Résultat, c'est la peur de stresser sans la clope qui les freine à se sevrer. "Sauf que c'est un cercle vicieux : elles fument parce qu'elles sont stressées et quand elles sont en sous-dosage, elles stressent à nouveau", continue l'addictologue. Et ce postulat marche aussi pour la déprime, voire la dépression, qui touche plus les femmes.
Pour ce qui est des injonctions genrées, on vous a parlé de la prise de poids, mais il y a aussi le fait que les jeunes filles sont plus influencées par la pression sociale et qu'encore pas mal de Français·es associent une fumeuse à une femme libre... Et "beaucoup d'entre elles voient leur tabagisme comme moins risqué, explique Sylvain Balois. Mais c'est parce que la sensibilisation aux problèmes cardio-vasculaires est moins réalisée auprès de ce public. Tout comme le fait qu'on leur pose moins de questions liées à leur consommation de tabac."
Pour la petite histoire, il a quand même fallu attendre les années 60 pour qu'on arrête de ne prendre que les hommes cis blancs comme uniques sujets d'études médicales.
Bon. Ce n'est pas parce que c'est plus difficile qu'il faut abandonner votre sevrage avant d'avoir commencé. Il y a quand même moyen d'y arriver. Mais il faut mettre toutes les chances de votre côté. "Une femme a 31% plus de chances de réussir à se sevrer si elle prend des substituts médicamenteux". C'est-à-dire un traitement de fond avec des patchs par exemple, qui s'accompagne de pastilles, gommes, spray, inhalateur ou encore comprimés à mettre sous la langue.

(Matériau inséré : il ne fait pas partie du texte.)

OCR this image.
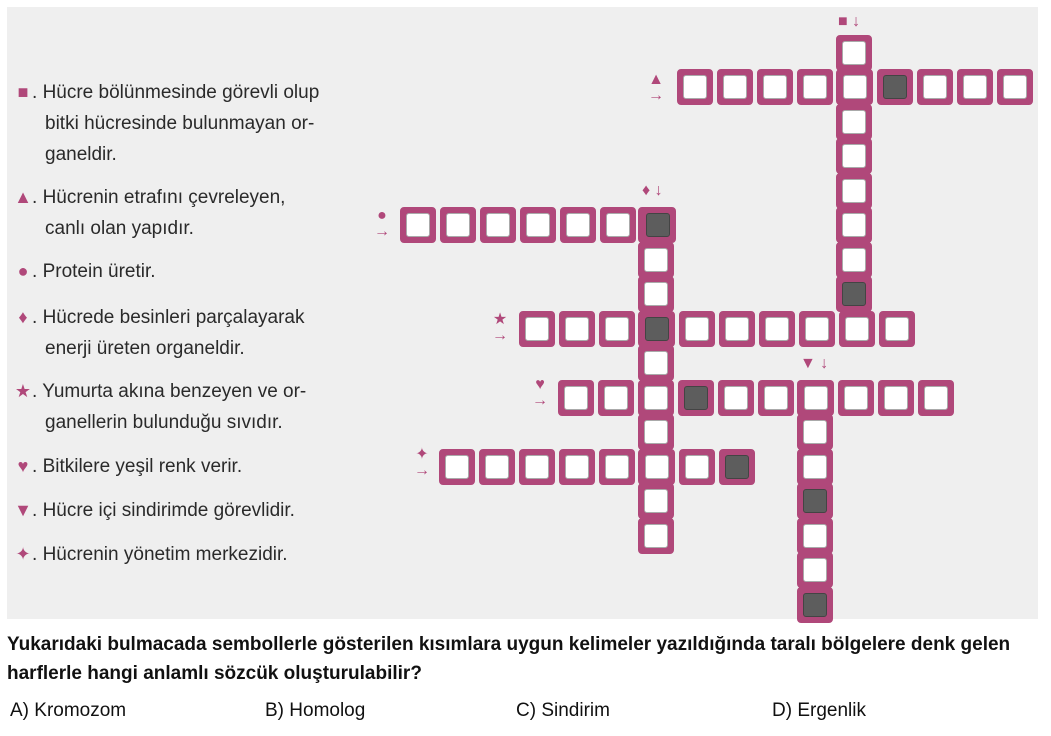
■ . Hücre bölünmesinde görevli olup
bitki hücresinde bulunmayan or-
ganeldir.
▲. Hücrenin etrafını çevreleyen,
canlı olan yapıdır.
● . Protein üretir.
♦ . Hücrede besinleri parçalayarak
enerji üreten organeldir.
★. Yumurta akına benzeyen ve or-
ganellerin bulunduğu sıvıdır.
♥ . Bitkilere yeşil renk verir.
▼. Hücre içi sindirimde görevlidir.
✦. Hücrenin yönetim merkezidir.
■ ↓
▲
→
●
→
♦ ↓
★
→
♥
→
▼ ↓
✦
→
Yukarıdaki bulmacada sembollerle gösterilen kısımlara uygun kelimeler yazıldığında taralı bölgelere denk gelen harflerle hangi anlamlı sözcük oluşturulabilir?
A) Kromozom	B) Homolog	C) Sindirim	D) Ergenlik
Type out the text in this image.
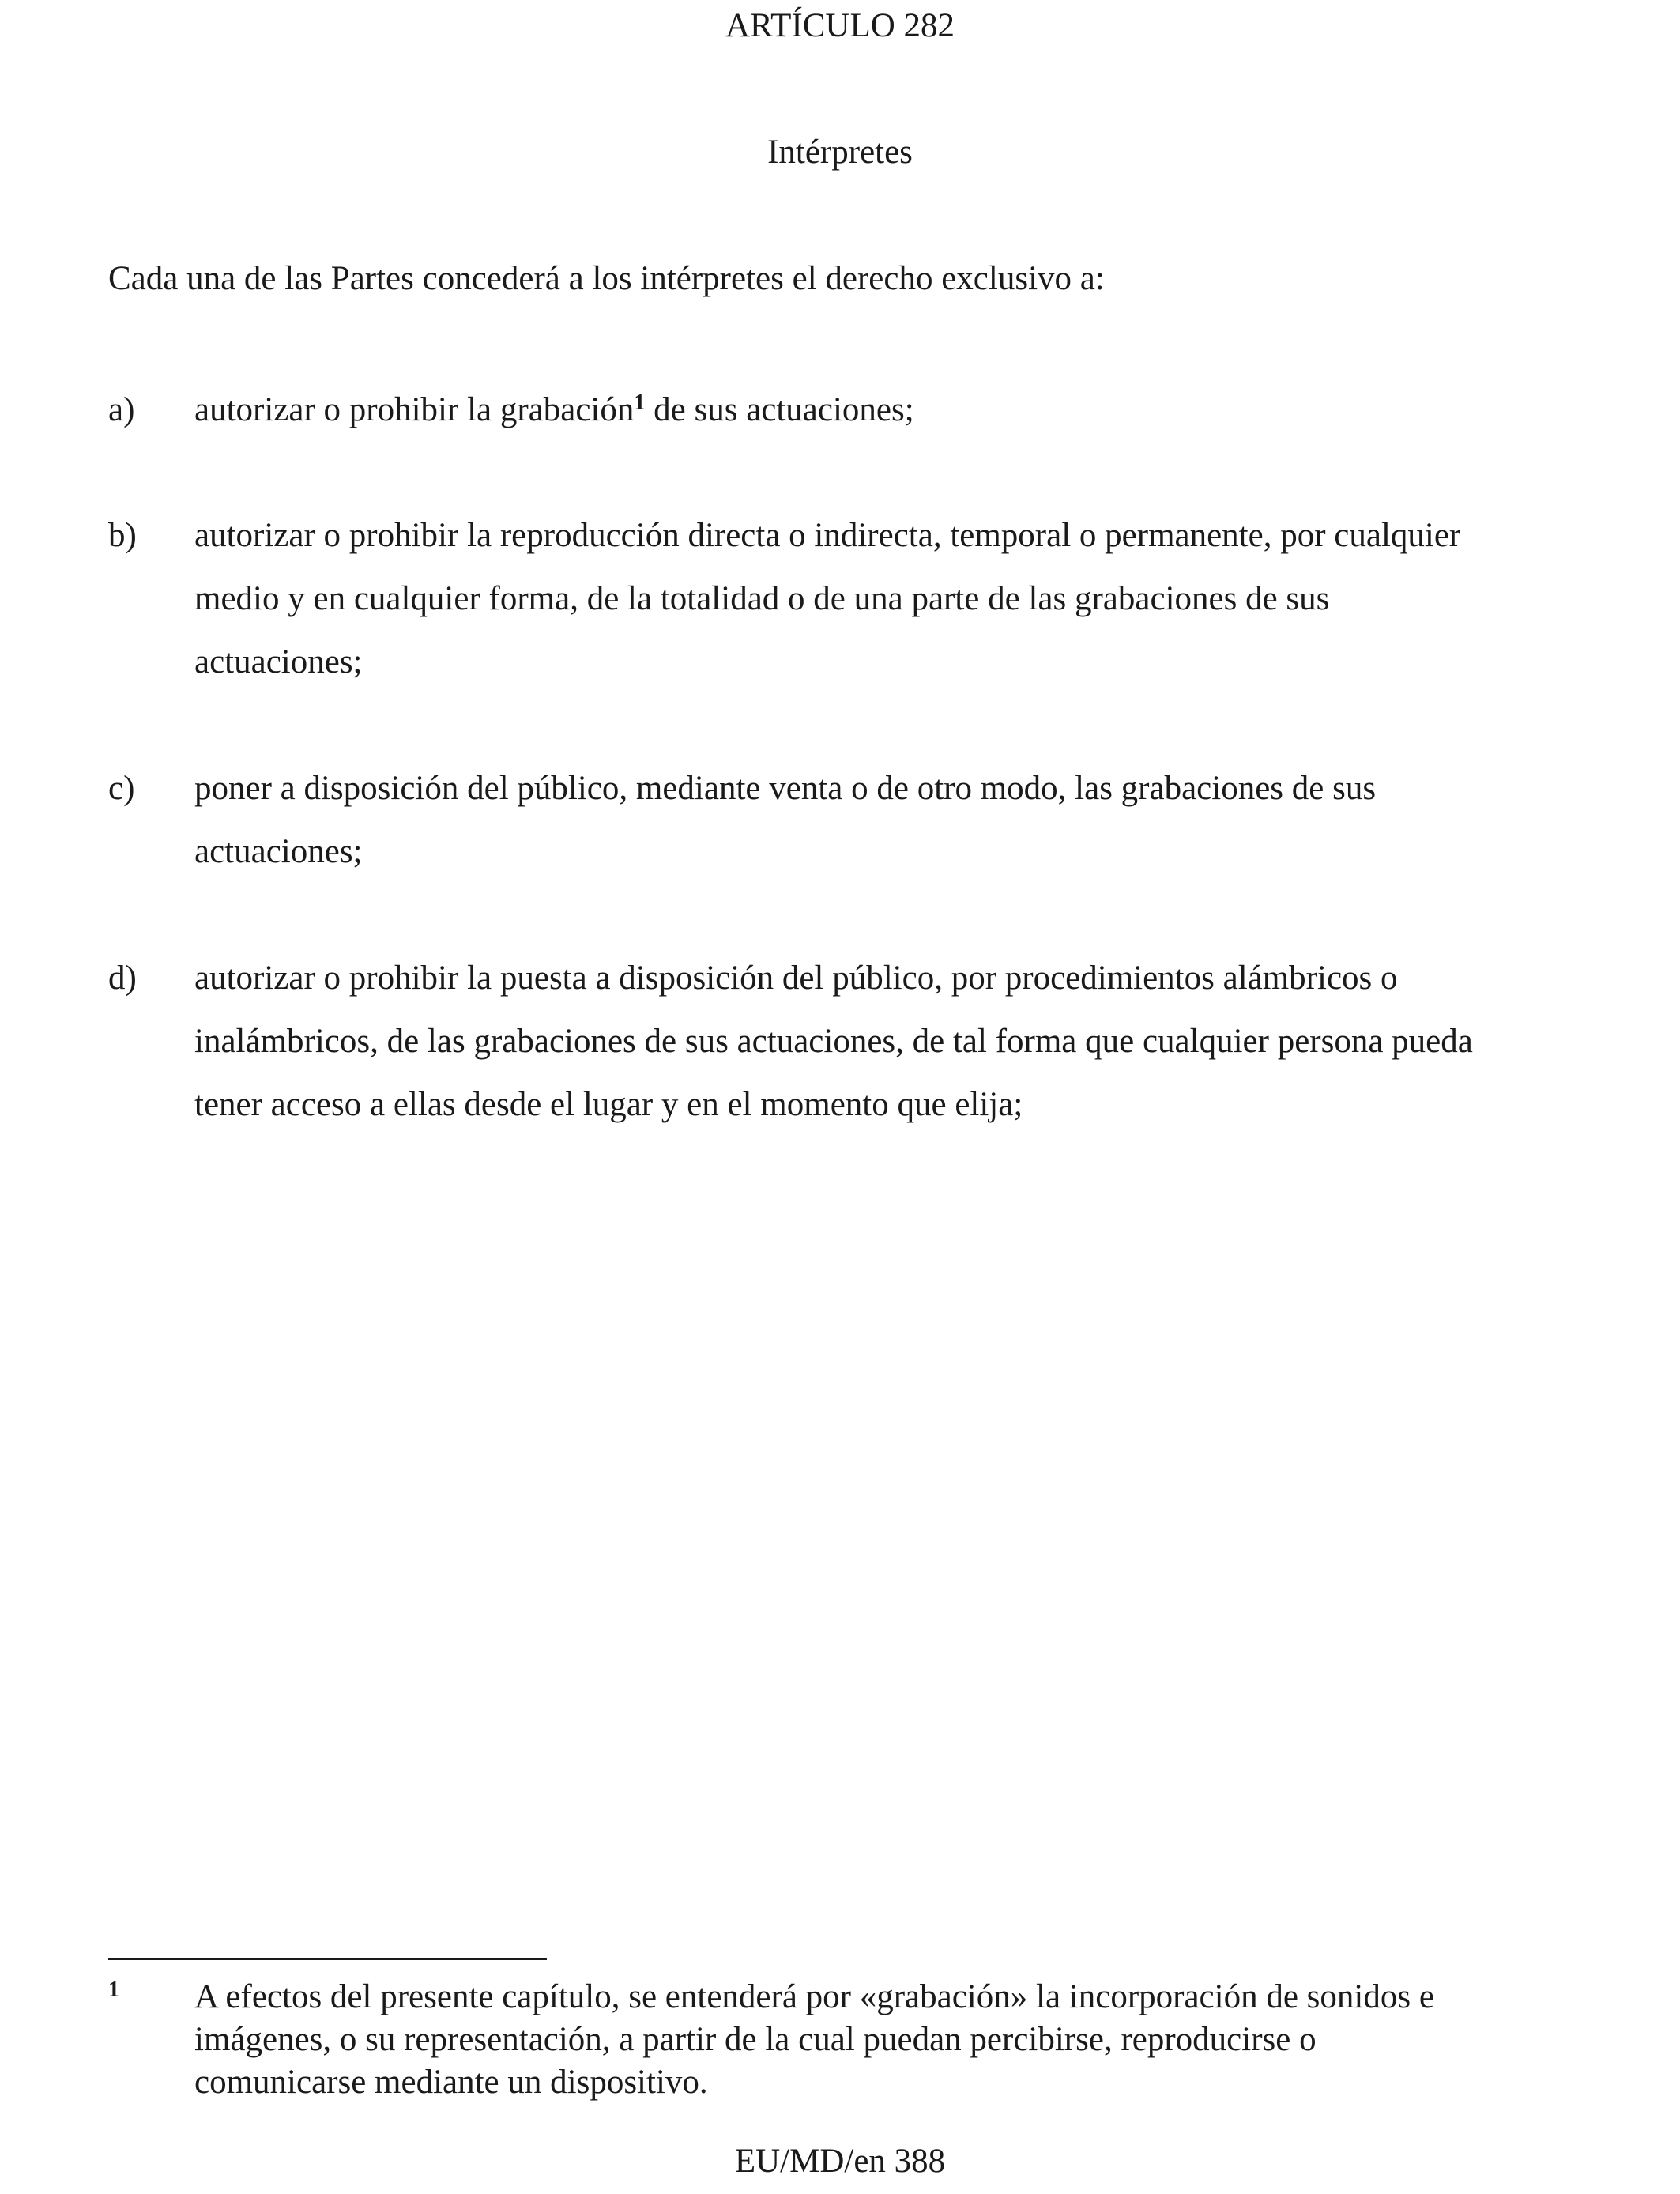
ARTÍCULO 282
Intérpretes
Cada una de las Partes concederá a los intérpretes el derecho exclusivo a:
a) autorizar o prohibir la grabación$^1$ de sus actuaciones;
b) autorizar o prohibir la reproducción directa o indirecta, temporal o permanente, por cualquier
medio y en cualquier forma, de la totalidad o de una parte de las grabaciones de sus
actuaciones;
c) poner a disposición del público, mediante venta o de otro modo, las grabaciones de sus
actuaciones;
d) autorizar o prohibir la puesta a disposición del público, por procedimientos alámbricos o
inalámbricos, de las grabaciones de sus actuaciones, de tal forma que cualquier persona pueda
tener acceso a ellas desde el lugar y en el momento que elija;
1 A efectos del presente capítulo, se entenderá por «grabación» la incorporación de sonidos e
imágenes, o su representación, a partir de la cual puedan percibirse, reproducirse o
comunicarse mediante un dispositivo.
EU/MD/en 388
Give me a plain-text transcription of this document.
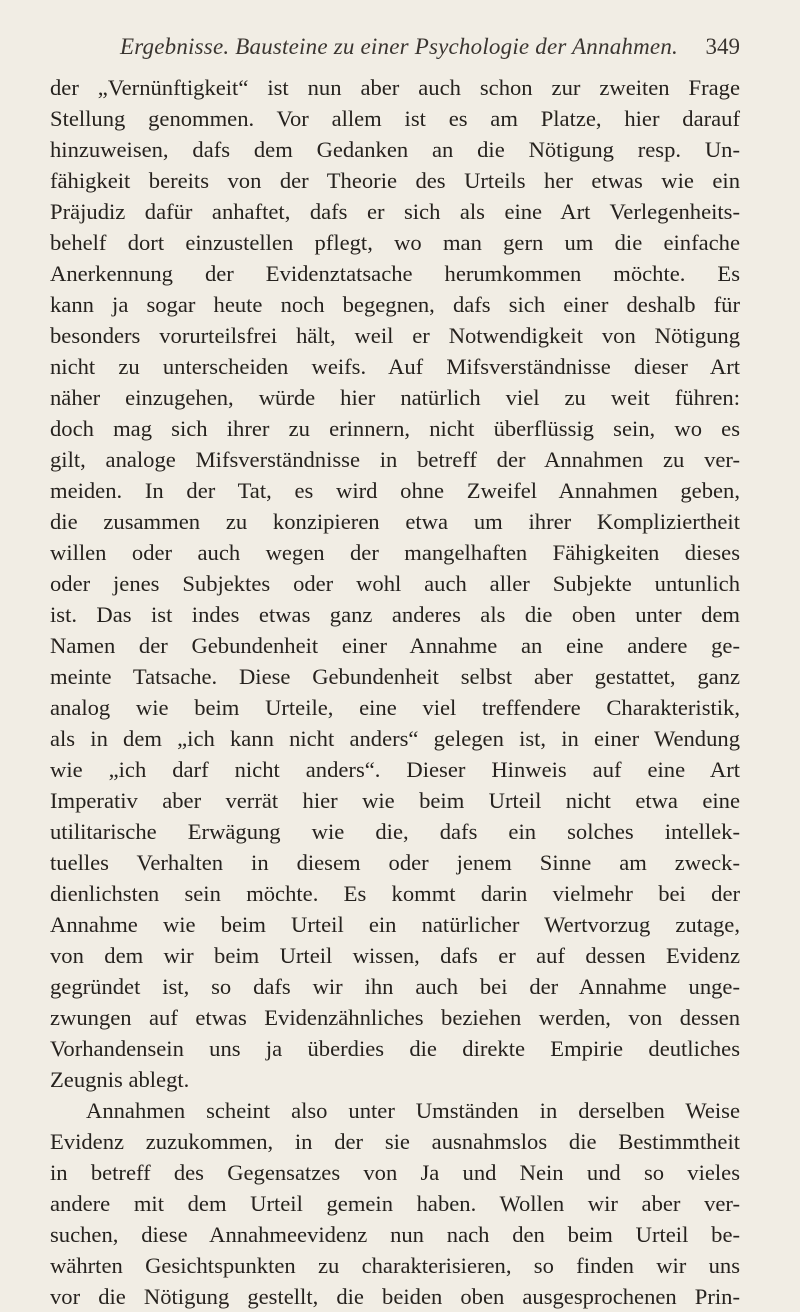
Ergebnisse. Bausteine zu einer Psychologie der Annahmen. 349
der „Vernünftigkeit“ ist nun aber auch schon zur zweiten Frage
Stellung genommen. Vor allem ist es am Platze, hier darauf
hinzuweisen, dafs dem Gedanken an die Nötigung resp. Un-
fähigkeit bereits von der Theorie des Urteils her etwas wie ein
Präjudiz dafür anhaftet, dafs er sich als eine Art Verlegenheits-
behelf dort einzustellen pflegt, wo man gern um die einfache
Anerkennung der Evidenztatsache herumkommen möchte. Es
kann ja sogar heute noch begegnen, dafs sich einer deshalb für
besonders vorurteilsfrei hält, weil er Notwendigkeit von Nötigung
nicht zu unterscheiden weifs. Auf Mifsverständnisse dieser Art
näher einzugehen, würde hier natürlich viel zu weit führen:
doch mag sich ihrer zu erinnern, nicht überflüssig sein, wo es
gilt, analoge Mifsverständnisse in betreff der Annahmen zu ver-
meiden. In der Tat, es wird ohne Zweifel Annahmen geben,
die zusammen zu konzipieren etwa um ihrer Kompliziertheit
willen oder auch wegen der mangelhaften Fähigkeiten dieses
oder jenes Subjektes oder wohl auch aller Subjekte untunlich
ist. Das ist indes etwas ganz anderes als die oben unter dem
Namen der Gebundenheit einer Annahme an eine andere ge-
meinte Tatsache. Diese Gebundenheit selbst aber gestattet, ganz
analog wie beim Urteile, eine viel treffendere Charakteristik,
als in dem „ich kann nicht anders“ gelegen ist, in einer Wendung
wie „ich darf nicht anders“. Dieser Hinweis auf eine Art
Imperativ aber verrät hier wie beim Urteil nicht etwa eine
utilitarische Erwägung wie die, dafs ein solches intellek-
tuelles Verhalten in diesem oder jenem Sinne am zweck-
dienlichsten sein möchte. Es kommt darin vielmehr bei der
Annahme wie beim Urteil ein natürlicher Wertvorzug zutage,
von dem wir beim Urteil wissen, dafs er auf dessen Evidenz
gegründet ist, so dafs wir ihn auch bei der Annahme unge-
zwungen auf etwas Evidenzähnliches beziehen werden, von dessen
Vorhandensein uns ja überdies die direkte Empirie deutliches
Zeugnis ablegt.
Annahmen scheint also unter Umständen in derselben Weise
Evidenz zuzukommen, in der sie ausnahmslos die Bestimmtheit
in betreff des Gegensatzes von Ja und Nein und so vieles
andere mit dem Urteil gemein haben. Wollen wir aber ver-
suchen, diese Annahmeevidenz nun nach den beim Urteil be-
währten Gesichtspunkten zu charakterisieren, so finden wir uns
vor die Nötigung gestellt, die beiden oben ausgesprochenen Prin-
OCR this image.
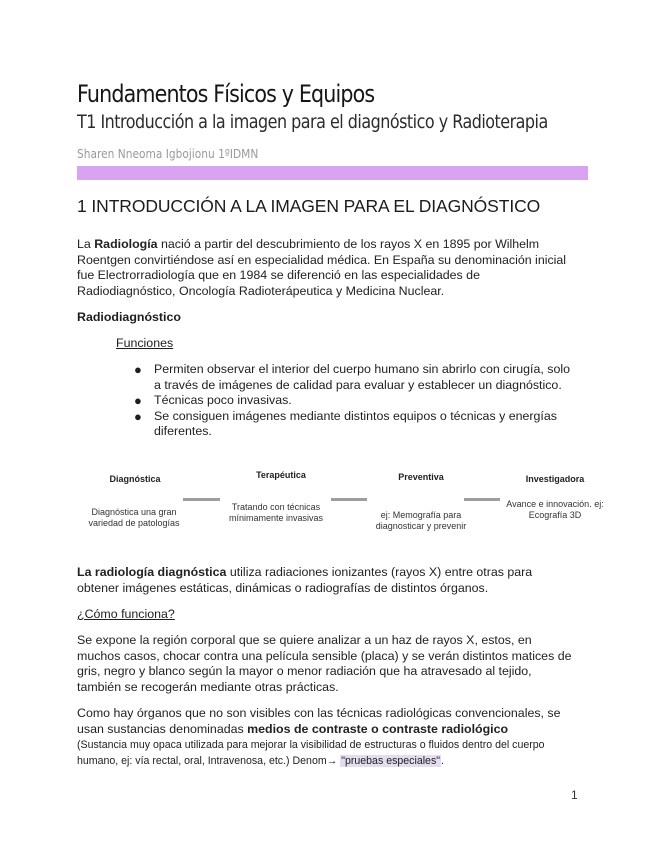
Fundamentos Físicos y Equipos
T1 Introducción a la imagen para el diagnóstico y Radioterapia
Sharen Nneoma Igbojionu 1ºIDMN
1 INTRODUCCIÓN A LA IMAGEN PARA EL DIAGNÓSTICO

La Radiología nació a partir del descubrimiento de los rayos X en 1895 por Wilhelm Roentgen convirtiéndose así en especialidad médica. En España su denominación inicial fue Electrorradiología que en 1984 se diferenció en las especialidades de Radiodiagnóstico, Oncología Radioterápeutica y Medicina Nuclear.

Radiodiagnóstico
Funciones
● Permiten observar el interior del cuerpo humano sin abrirlo con cirugía, solo a través de imágenes de calidad para evaluar y establecer un diagnóstico.
● Técnicas poco invasivas.
● Se consiguen imágenes mediante distintos equipos o técnicas y energías diferentes.
Diagnóstica	Terapéutica	Preventiva	Investigadora
Diagnóstica una gran variedad de patologías
Tratando con técnicas mínimamente invasivas	ej: Memografía para diagnosticar y prevenir
Avance e innovación. ej: Ecografía 3D

La radiología diagnóstica utiliza radiaciones ionizantes (rayos X) entre otras para obtener imágenes estáticas, dinámicas o radiografías de distintos órganos.

¿Cómo funciona?

Se expone la región corporal que se quiere analizar a un haz de rayos X, estos, en muchos casos, chocar contra una película sensible (placa) y se verán distintos matices de gris, negro y blanco según la mayor o menor radiación que ha atravesado al tejido, también se recogerán mediante otras prácticas.

Como hay órganos que no son visibles con las técnicas radiológicas convencionales, se usan sustancias denominadas medios de contraste o contraste radiológico
(Sustancia muy opaca utilizada para mejorar la visibilidad de estructuras o fluidos dentro del cuerpo humano, ej: vía rectal, oral, Intravenosa, etc.) Denom→ "pruebas especiales".

1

Et pour vous motiver, sachez que si une femme arrête de fumer avant ses 30 ans, elle réduit considérablement ses risques cardio-vasculaires et de cancer. "Plus tôt les gens arrêtent de fumer, mieux c'est", termine maître Yoda, Sylvain Balois.
Et sinon l’opération “Mois sans tabac” démarre en novembre. Vous pouvez être aidé·e et suivi·e par des spécialistes, avoir le soutien de gens qui arrêtent comme vous et recevoir un kit d’aide via les appli Android et iOS ou le site Tabac Info Service.